Lo scorso primo Maggio, i sindacati confederali spagnoli erano scesi in piazza con lo slogan «Alzare i salari, abbassare i prezzi, distribuire i profitti», minacciando lotte e mobilitazioni per raggiungere questo obiettivo. Dieci giorni pù tardi, dopo mesi di trattative, Comisiones Obreras e Unión General de Trabajadoras y Trabajadores hanno finalmente sottoscritto un’intesa con le confederazioni delle imprese (Ceoe e Cepyme) che prevede un aumento dei salari del 10% in tre anni, per recuperare buona parte del potere d’acquisto dei lavoratori perso nel 2022. Si tratta del quinto Accordo per l’Occupazione e la Contrattazione Collettiva (Aenc) che verrà formalmente firmato quest’oggi dalle parti sociali, sotto forma di raccomandazione ai lavoratori e alle imprese da applicare al negoziato di contratti e accordi collettivi.

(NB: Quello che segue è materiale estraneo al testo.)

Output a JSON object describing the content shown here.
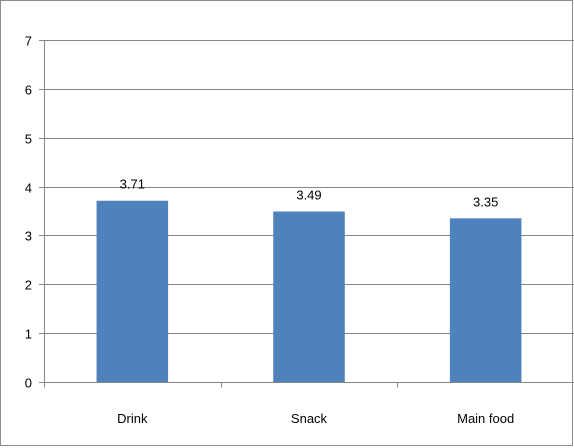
{
  "chart_data": {
    "type": "bar",
    "title": "",
    "xlabel": "",
    "ylabel": "",
    "categories": [
      "Drink",
      "Snack",
      "Main food"
    ],
    "values": [
      3.71,
      3.49,
      3.35
    ],
    "data_labels": [
      "3.71",
      "3.49",
      "3.35"
    ],
    "ylim": [
      0,
      7
    ],
    "yticks": [
      0,
      1,
      2,
      3,
      4,
      5,
      6,
      7
    ],
    "grid": true,
    "legend": "none",
    "colors": {
      "bar": "#4f81bd",
      "grid": "#868686",
      "axis": "#868686"
    }
  }
}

LA MISURA più importante dell’accordo è appunto l’aumento del salario del 10% scaglionato in un triennio: il 4% nel 2023, il 3% nel 2024 e un ulteriore 3% nel 2025. In più è previsto un meccanismo di revisione al rialzo fino a un massimo dell’1%, nel caso l’inflazione superi gli aumenti salariali previsti, una sorta di mini-scala mobile che tiene conto dell’Indice dei prezzi al consumo infrannuale registrato nel dicembre di ciascun anno.

Grande la soddisfazione di sindacati e imprese, che nelle ultime ore hanno consultato i loro gruppi dirigenti per ratificare l’intesa. Compiacimento anche da parte del governo spagnolo: il presidente Pedro Sánchez ha celebrato l’avanzamento che suppone avere «un orizzonte di crescita salariale»; la ministra del Lavoro e vicepresidente del governo, sotto i cui auspici si è sviluppata nel corso della legislatura un’intensa stagione di concertazione sociale, ha voluto «ringraziare gli agenti sociali per un accordo tanto importante», dimostrando di «essere all’altezza del paese».

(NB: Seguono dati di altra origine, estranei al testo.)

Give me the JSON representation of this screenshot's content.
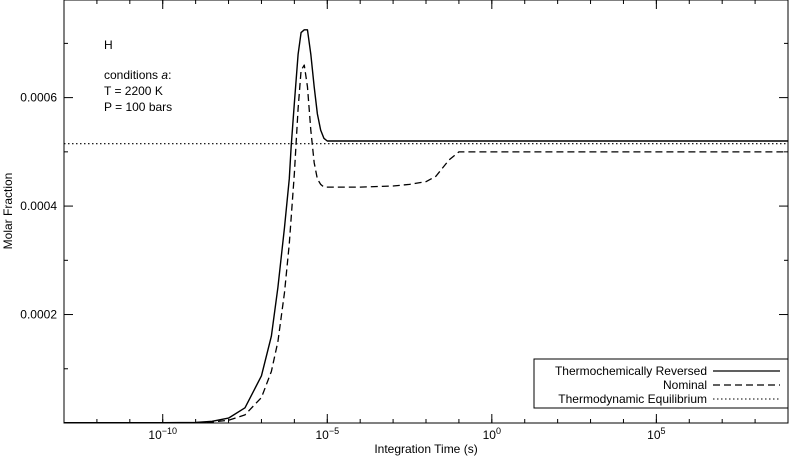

L’ANNO 2022 è rimasto fuori dal patto, per quanto i sindacati avessero sostenuto che non avrebbero rinunciato a un aumento salariale anche in questo caso, poiché è stato l’anno in cui la perdita di potere d’acquisto dei lavoratori è stata maggiore per la grave crisi inflazionistica determinata dalla guerra in Ucraina e dall’aumento dei prezzi dei prodotti energetici.

L’anno scorso, infatti, i prezzi sono cresciuti mediamente dell’8,4% in Spagna, mentre i salari sono aumentati di appena il 2,8%, a fronte di margini di profitto per le imprese molto più elevati. Così che mentre il Pil, nel 2022, con un aumento del 5,5%, è praticamente tornato ai livelli precedenti la pandemia, il peso dei salari sul Pil ha raggiunto, nel primo trimestre di quest’anno, il livello più basso dal 2018, appena il 45,8%. Per concludere l’accordo, si è però scelto di rinviare il recupero salariale per il 2022 al negoziato per i contratti collettivi.

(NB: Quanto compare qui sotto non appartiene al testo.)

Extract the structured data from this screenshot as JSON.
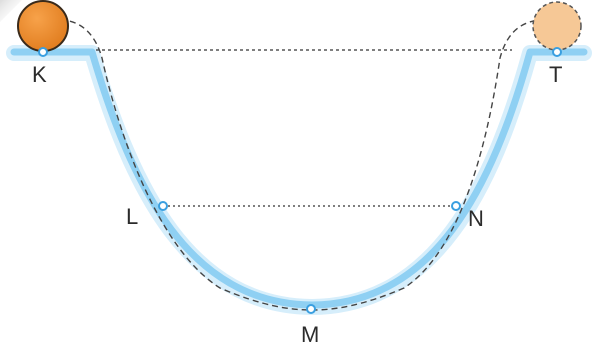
{
  "diagram": {
    "points": {
      "k": "K",
      "t": "T",
      "l": "L",
      "n": "N",
      "m": "M"
    },
    "colors": {
      "track": "#8fd0f3",
      "track_glow": "#d6eefb",
      "ball_start": "#e8892a",
      "ball_end": "#f6c896",
      "dot": "#3a9fe0",
      "dashed_path": "#444444"
    },
    "elements": {
      "ball_at_start": "solid-ball-at-k",
      "ball_at_end": "dashed-ghost-ball-at-t",
      "track": "u-shaped-ramp",
      "level_lines": "dotted-horizontal-reference-lines"
    }
  }
}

L’INTESA TRA SINDACATI e imprese non si limita solo agli aumenti salariali, ma contiene altri capitoli di una certa rilevanza. Si occupa, tra l’altro, di pensionamento parziale e flessibile come modalità da incentivare nella contrattazione per mantenere l’occupazione e ringiovanire le piante organiche; sui contratti temporanei rinvia alla riforma del mercato del lavoro per ampliarne la durata; in materia di salute e sicurezza sui posti di lavoro, raccomanda di sviluppare protocolli e formazione.

Per il mantenimento dell’occupazione propone di potenziare quegli strumenti che si sono rivelati fondamentali in pandemia consentendo un’alternativa al licenziamento, come gli Erte (cassa integrazione); raccoglie il diritto alla “disconnessione digitale” come diritto a non rendersi disponibili su dispositivi digitali al di fuori della giornata di lavoro; prevede un sviluppo dell’intelligenza artificiale secondo il principio del controllo umano. Raccomanda l’ampliamento di misure per l’eguaglianza tra donne e uomini, per la protezione delle persone Lgtbi, per il mantenimento al lavoro delle persone disabili e per combattere l’abuso e la violenza sessuale.